As if scolding the Vietnamese wasn’t enough, McCain also stoked his feud with George W. Bush. McCain’s meeting with Bush, scheduled for Pittsburgh next week, is still on, but only after McCain threatened to cancel it over the agenda. Bush wants to ask permission to put McCain on a list of vice-presidential contenders. The senator doesn’t want to be asked, and hopes to keep his distance from Bush. Navigating Hanoi in a Land Cruiser, McCain came closer than ever to declaring that he would never join the ticket. “I hate to say that, because it sounds like I’m saying I wouldn’t want to aid my party or my country. But I guess I’m giving a ’no’ answer. I’m giving a ’no’.”
McCain is genuinely not interested. He sees himself as the leader of a crusade whose supporters will back Bush only if the two agree on a sweeping reform agenda. That must include a ban on “soft money” contributions, a measure Bush has ruled out. McCain at least wants Bush to agree to make campaign-finance reform the centerpiece of their Pittsburgh summit. Bush, through intermediaries, agreed last week to do so.
There are more personal reasons for McCain’s reluctance to be a team member. In 1996 he allowed GOP nominee Bob Dole to consider him for vice president. That led to a painstaking examination of the family spreadsheets, including those of his wife, Cindy, and her wealthy Phoenix parents. McCain said he won’t go through that again. Cindy, sitting beside him in the car, agreed. “I’m not willing to do that,” she said.

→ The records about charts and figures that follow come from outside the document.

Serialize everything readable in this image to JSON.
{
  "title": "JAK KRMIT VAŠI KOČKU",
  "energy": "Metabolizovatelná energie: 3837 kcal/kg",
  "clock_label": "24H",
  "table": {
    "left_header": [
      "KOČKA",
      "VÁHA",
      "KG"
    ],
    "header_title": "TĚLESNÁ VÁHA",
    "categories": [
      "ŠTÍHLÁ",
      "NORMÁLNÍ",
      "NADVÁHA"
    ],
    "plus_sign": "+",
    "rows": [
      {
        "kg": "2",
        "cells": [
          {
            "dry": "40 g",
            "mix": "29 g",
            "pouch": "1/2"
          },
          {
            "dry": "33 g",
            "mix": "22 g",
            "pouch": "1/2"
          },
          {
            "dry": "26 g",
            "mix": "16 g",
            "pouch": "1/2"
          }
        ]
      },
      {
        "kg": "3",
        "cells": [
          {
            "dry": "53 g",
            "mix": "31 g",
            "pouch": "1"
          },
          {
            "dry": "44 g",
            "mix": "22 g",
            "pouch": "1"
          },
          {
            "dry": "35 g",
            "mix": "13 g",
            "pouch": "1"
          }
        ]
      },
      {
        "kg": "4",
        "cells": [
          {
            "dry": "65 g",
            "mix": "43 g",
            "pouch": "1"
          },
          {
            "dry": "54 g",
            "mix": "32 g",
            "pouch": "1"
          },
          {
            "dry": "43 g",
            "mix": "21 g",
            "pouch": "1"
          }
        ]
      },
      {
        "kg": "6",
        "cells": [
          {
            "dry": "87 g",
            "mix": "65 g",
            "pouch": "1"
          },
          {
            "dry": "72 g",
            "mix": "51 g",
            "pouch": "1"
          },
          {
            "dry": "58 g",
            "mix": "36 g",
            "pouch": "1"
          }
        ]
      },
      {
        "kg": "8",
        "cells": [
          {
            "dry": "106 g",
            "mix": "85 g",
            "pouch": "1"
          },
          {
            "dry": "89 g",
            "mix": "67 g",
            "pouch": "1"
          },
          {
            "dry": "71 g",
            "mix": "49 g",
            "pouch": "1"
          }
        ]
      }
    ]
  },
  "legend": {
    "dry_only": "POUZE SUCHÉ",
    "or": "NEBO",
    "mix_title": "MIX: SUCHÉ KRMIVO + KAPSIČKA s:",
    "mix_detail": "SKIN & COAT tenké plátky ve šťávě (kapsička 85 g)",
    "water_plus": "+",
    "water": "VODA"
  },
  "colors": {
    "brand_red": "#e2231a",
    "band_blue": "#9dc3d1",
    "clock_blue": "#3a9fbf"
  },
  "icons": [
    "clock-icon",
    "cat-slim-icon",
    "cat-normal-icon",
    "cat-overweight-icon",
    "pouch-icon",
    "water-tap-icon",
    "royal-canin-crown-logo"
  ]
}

The antagonism between Bush and McCain began long before Campaign 2000. They had their first real encounter in 1992, at the convention in Houston. Bill Clinton had been nominated by the Democrats, and Bush asked McCain to use his standing as a war hero to trash Clinton for failing to serve. McCain was outraged and refused, viewing the mission as a cynical task suggested by a clan that specializes in using others to do their dirty work.
Last week McCain was looking far beyond Campaign 2000. At dinner in a leafy Hanoi courtyard, he talked about the movie version of his memoirs, “Faith of My Fathers.” McCain has had the screenwriter out to Arizona. Edward Norton, one of Hollywood’s hottest actors, has, McCain said, been penciled in to play him. And Random House wants a second book from him and his collaborator, staff director Mark Salter. McCain said he wants to write about unsung heroes who defied repressive regimes. “They want it to come out in 2003,” he said with a sly smilejust in time for Campaign 2004.
If he runs again, he will not go easy on Vietnam. In Hanoi and Saigon, he seemed genuinely taken aback by the lack of progress toward economic and political reforms. Foreign Ministry officials waved off his insistence that they sign a new trade agreement, answering that they’d first like some help in dealing with the aftermath of Agent Orange. At the infamous Hanoi Hilton prison, he ridiculed a plaque that claimed the American POWs had received humane treatment. As he watched workers on Nguyen Hue Street erect red decorations for the celebration, McCain was annoyed by the symbolism. “I see the hammer and sickle out there on the banners,” he complained. The communists won, after all, but John McCain didn’t have to like it.